– Это мы понимаем, – сказал Якоб.
– Надеюсь, вы также понимаете, что надо хорошо окопаться? Сделайте окопы для роты, для боевого охранения.
Махновцы сбросили с телеги на землю дюжины две лопат.
– Это оружие номер один, – улыбнулся Черныш. – А в остальном желаю успеха… Там еще патроны и гранаты. Подарок от батьки. А пулемет «Максим» – от всех нас!
Лейба проводил взглядом удаляющиеся тачанку и подводу. Скомандовал:
– Самооборонцы! Отставить таганы! Беритесь за лопаты!
Затем Лейба достал из кармана список, который при встрече дал ему Махно.
– Якоб! Позови мне Исака Гольцмана и Симона Острянского, – тихо сказал он.
И пока Якоб ходил за парнями, командир раздавал лопаты. Очкастый, с торчащими вихрами, молодой человек неловко покрутил в руках лопату.
– Чего ты смотришь на нее, как на врага? – спросил Лейба. – Я знаю, что умные евреи вроде тебя не любят лопат. Копай тем концом, где железо, а не тем, где палка… А ты чего такой мрачный, Гершко? – обратился он к крепышу с пейсами, похожими на кошачьи усы. – Ты ж не могилу будешь копать, а окоп…
Скоро от груды лопат почти ничего не осталось. Лишь два заступа.
Тут перед Лейбой встали двое.
– Исак, Симон! Вы у нас очень смелые парни, – сказал Лейба. – Идите шагов на триста вперед и хорошо там окапывайтесь. Вы будете наши глаза и уши. Будем надеяться, что никто сюда к нам не придет. А если все же, не дай бог, кто-то придет, то это будет сам генерал Шкуро. Не вздумайте сдаться ему в плен. Потому что лучше еврею умереть, чем попасть в руки к этим рауберам Шкуро… Идите…
Двое парней, волоча лопаты, обреченно ушли в степь. Винтовки за их спинами тоже выглядели уныло и совсем не воинственно.

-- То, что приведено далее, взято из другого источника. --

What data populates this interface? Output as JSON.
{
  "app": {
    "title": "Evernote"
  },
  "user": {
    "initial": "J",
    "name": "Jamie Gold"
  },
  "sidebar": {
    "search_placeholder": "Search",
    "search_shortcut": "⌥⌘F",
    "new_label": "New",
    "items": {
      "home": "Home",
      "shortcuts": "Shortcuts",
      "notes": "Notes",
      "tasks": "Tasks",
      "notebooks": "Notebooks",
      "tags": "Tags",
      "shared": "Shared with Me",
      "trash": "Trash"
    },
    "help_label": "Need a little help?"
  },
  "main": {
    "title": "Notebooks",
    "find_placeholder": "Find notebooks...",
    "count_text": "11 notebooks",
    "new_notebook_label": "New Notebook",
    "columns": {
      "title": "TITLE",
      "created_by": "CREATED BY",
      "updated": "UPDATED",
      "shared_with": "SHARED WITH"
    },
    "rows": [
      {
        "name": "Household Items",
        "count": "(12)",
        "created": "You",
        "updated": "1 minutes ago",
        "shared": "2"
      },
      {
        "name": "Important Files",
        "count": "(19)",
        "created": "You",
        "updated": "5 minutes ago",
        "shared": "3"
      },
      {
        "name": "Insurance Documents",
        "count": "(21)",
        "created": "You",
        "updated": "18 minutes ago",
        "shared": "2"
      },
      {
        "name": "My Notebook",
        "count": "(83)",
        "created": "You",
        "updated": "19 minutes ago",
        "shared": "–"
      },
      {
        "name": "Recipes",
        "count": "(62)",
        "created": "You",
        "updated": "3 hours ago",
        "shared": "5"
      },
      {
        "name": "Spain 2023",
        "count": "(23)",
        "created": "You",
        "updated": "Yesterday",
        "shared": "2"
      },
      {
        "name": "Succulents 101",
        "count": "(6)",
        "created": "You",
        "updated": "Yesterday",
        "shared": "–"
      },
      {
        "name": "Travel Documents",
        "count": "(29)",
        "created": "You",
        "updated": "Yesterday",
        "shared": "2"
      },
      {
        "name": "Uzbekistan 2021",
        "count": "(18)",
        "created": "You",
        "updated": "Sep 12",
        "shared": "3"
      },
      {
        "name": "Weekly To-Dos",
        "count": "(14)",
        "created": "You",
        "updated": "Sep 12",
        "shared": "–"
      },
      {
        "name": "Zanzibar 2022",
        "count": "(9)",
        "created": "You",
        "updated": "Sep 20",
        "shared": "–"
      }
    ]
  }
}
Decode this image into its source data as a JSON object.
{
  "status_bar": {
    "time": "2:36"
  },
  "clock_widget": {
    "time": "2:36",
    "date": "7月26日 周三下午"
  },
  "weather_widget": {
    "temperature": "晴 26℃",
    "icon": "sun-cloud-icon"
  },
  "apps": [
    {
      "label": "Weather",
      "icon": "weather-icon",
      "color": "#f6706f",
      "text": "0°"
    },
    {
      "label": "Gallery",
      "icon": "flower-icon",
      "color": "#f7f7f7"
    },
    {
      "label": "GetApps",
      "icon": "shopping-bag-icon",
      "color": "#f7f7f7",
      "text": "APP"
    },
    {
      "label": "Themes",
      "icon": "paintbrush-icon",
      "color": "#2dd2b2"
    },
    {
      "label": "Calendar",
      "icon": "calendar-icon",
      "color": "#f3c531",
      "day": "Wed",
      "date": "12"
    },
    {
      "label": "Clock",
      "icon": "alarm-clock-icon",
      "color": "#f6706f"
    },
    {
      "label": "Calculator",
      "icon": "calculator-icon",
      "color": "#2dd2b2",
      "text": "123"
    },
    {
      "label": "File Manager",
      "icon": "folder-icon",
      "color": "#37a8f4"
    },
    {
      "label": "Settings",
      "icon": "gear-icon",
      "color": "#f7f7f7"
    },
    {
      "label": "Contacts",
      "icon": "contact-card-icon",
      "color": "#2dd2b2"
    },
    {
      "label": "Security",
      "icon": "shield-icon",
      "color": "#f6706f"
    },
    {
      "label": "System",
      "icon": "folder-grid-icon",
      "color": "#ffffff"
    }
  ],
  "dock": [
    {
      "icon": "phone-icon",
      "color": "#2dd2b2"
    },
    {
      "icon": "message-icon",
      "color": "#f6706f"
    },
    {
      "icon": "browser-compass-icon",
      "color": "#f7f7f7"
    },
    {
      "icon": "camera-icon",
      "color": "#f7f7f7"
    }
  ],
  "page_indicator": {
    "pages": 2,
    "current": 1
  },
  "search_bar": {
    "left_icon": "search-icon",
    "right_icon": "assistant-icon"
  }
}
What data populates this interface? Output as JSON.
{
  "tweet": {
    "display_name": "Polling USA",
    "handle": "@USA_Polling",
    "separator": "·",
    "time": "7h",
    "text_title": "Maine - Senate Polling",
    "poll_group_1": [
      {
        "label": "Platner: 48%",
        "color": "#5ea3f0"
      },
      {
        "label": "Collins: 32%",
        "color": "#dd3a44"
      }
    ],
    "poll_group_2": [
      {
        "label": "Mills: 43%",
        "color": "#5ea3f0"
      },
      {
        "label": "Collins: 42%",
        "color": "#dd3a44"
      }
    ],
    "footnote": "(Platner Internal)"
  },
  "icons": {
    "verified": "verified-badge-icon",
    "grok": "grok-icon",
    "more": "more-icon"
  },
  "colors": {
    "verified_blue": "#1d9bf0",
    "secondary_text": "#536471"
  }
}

– Этих я знаю, папа, – сказал отцу Якоб. – Эти убегут.
– А тогда зачем тебе пулемет? – спросил Лейба.
К ночи все было готово: и окопы, и пшенный кандер. Якоб задумчиво облизал ложку, спросил:
– Слушай, папа, почему так? Богатые евреи уехали, а мы должны воевать.
Лейба вздохнул:
– Ты хочешь сказать, что это несправедливо, да? Они вернутся и воспользуются плодами того, что сделали мы?
– Ну да. Если мы погибнем, наша святость перейдет к ним и умножит их богатства. Разве не так?
Отец взглянул на небо, как будто ища ответа. Звезды проступали в темных полыньях среди облаков, мигали, загорались и гасли, но не могли дать ответа ни на один из вопросов.
– Ты же был в Литве цадиком, отец, праведником. Ты должен все знать.
Лейба усмехнулся:
– Праведник – всего лишь простой человек, который живет, стараясь не грешить. Тебе надо было бы спрашивать у талмудистов, у людей ученых, у талмидхаханов. А мы амхаарцы – люди земли. Но я скажу тебе, не мудрствуя. Пришел человек по имени Махно и попросил нас помочь. Он никогда не обижал нас и не смеялся над нами, и я вижу, он хочет, чтоб над нами не властвовали и не смотрели на нас как на темных амхаарцев. Если мы не отзовемся на его слова, то чего мы стоим? Мы стоим только той паршивой жизни, которая у нас была, и ни гроша дороже. Вот и все. Может быть, мы и погибнем, но у тебя тоже есть сыновья, они вырастут, и они будут не хуже тех богатых, о которых ты говорил, потому что достойная память об отцах – это такие крылья, без которых человек не может подняться. Так что иди своим путем и не думай, что твоя жизнь важнее, чем эти звезды.